Schlendern Sie abends noch durch die schöne, historische Altstadt von Arcos de la Frontera.

Service & Tipps
In der Heimat des Sherry
Die ideale geographische Lage und die kalkhaltigen Böden schaffen die bestmöglichen Voraussetzungen für die Herstellung des typischen Sherry-Weins. In Jeréz gibt es mehrere Weinkeller, die man besichtigen kann und man gezeigt bekommt, wie der Sherry hergestellt wird.

Arcos de la Frontera – Antequera

Tagesetappe: ca. 150 km

Routenvorschlag: Arcos de la Frontera – Ronda – Antequera

Ziel ist heute die Stadt Ronda, die als Geburtsort des Stierkampfes gilt und wo die älteste Stierkampfarena Spaniens steht. Ronda gehört zu den größten Ortschaften unter den „weißen Dörfern“ ( Pueblos blancos) Andalusiens. Bekannt ist die Kleinstadt durch ihre spektakuläre Lage auf einem steilen Felsplateau. Die gesamte Altstadt ist überaus sehenswert.

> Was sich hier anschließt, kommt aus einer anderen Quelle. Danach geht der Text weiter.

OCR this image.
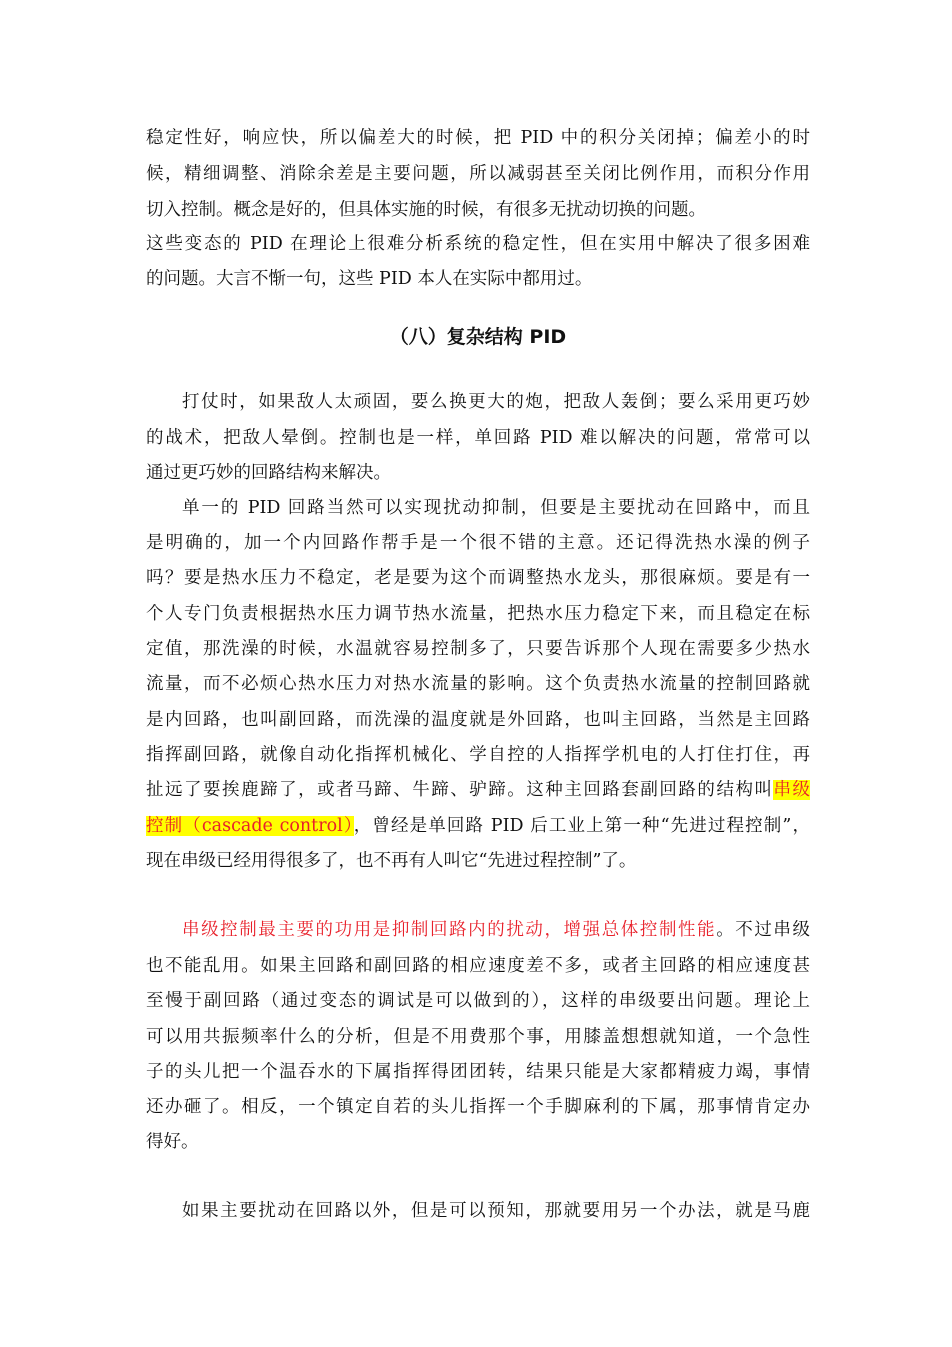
稳定性好，响应快，所以偏差大的时候，把 PID 中的积分关闭掉；偏差小的时
候，精细调整、消除余差是主要问题，所以减弱甚至关闭比例作用，而积分作用
切入控制。概念是好的，但具体实施的时候，有很多无扰动切换的问题。
这些变态的 PID 在理论上很难分析系统的稳定性，但在实用中解决了很多困难
的问题。大言不惭一句，这些 PID 本人在实际中都用过。
（八）复杂结构 PID
打仗时，如果敌人太顽固，要么换更大的炮，把敌人轰倒；要么采用更巧妙
的战术，把敌人晕倒。控制也是一样，单回路 PID 难以解决的问题，常常可以
通过更巧妙的回路结构来解决。
单一的 PID 回路当然可以实现扰动抑制，但要是主要扰动在回路中，而且
是明确的，加一个内回路作帮手是一个很不错的主意。还记得洗热水澡的例子
吗？要是热水压力不稳定，老是要为这个而调整热水龙头，那很麻烦。要是有一
个人专门负责根据热水压力调节热水流量，把热水压力稳定下来，而且稳定在标
定值，那洗澡的时候，水温就容易控制多了，只要告诉那个人现在需要多少热水
流量，而不必烦心热水压力对热水流量的影响。这个负责热水流量的控制回路就
是内回路，也叫副回路，而洗澡的温度就是外回路，也叫主回路，当然是主回路
指挥副回路，就像自动化指挥机械化、学自控的人指挥学机电的人打住打住，再
扯远了要挨鹿蹄了，或者马蹄、牛蹄、驴蹄。这种主回路套副回路的结构叫串级
控制（cascade control），曾经是单回路 PID 后工业上第一种“先进过程控制”，
现在串级已经用得很多了，也不再有人叫它“先进过程控制”了。
串级控制最主要的功用是抑制回路内的扰动，增强总体控制性能。不过串级
也不能乱用。如果主回路和副回路的相应速度差不多，或者主回路的相应速度甚
至慢于副回路（通过变态的调试是可以做到的），这样的串级要出问题。理论上
可以用共振频率什么的分析，但是不用费那个事，用膝盖想想就知道，一个急性
子的头儿把一个温吞水的下属指挥得团团转，结果只能是大家都精疲力竭，事情
还办砸了。相反，一个镇定自若的头儿指挥一个手脚麻利的下属，那事情肯定办
得好。
如果主要扰动在回路以外，但是可以预知，那就要用另一个办法，就是马鹿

Von Ronda fahren Sie bis zum Etappenziel Antequera, eine geschichtsträchtige Stadt, die für Kulturliebhaber jede Menge zu bieten hat: von den Dolmen der Bronzezeit über die römischen Thermen und die maurische Burg bis hin zu den Palästen und der Stierkampfarena aus dem 18. Jahrhundert.

Service & Tipps
Vielfältige Natur nahe Antequera
Einer der schönsten Plätze in der Umgebung Antequeras ist die Salzwasserlagune Fuente de Piedra, wo Rosa Flamingos nisten. Ein beliebtes Ziel für Naturbegeisterte und Kletterer ist der Naturpark El Torcal. Interessant ist auch der Lobo Park Antequera, ein Naturpark, in dem man freilebende Wölfe aus nächster Nähe erleben kann.

Antequera – Málaga

Tagesetappe: ca. 60 km

Routenvorschlag: Antequera – Casabermeja – Málaga

Auf der letzten Etappe geht es via Casabermeja zum Zielpunkt Málaga.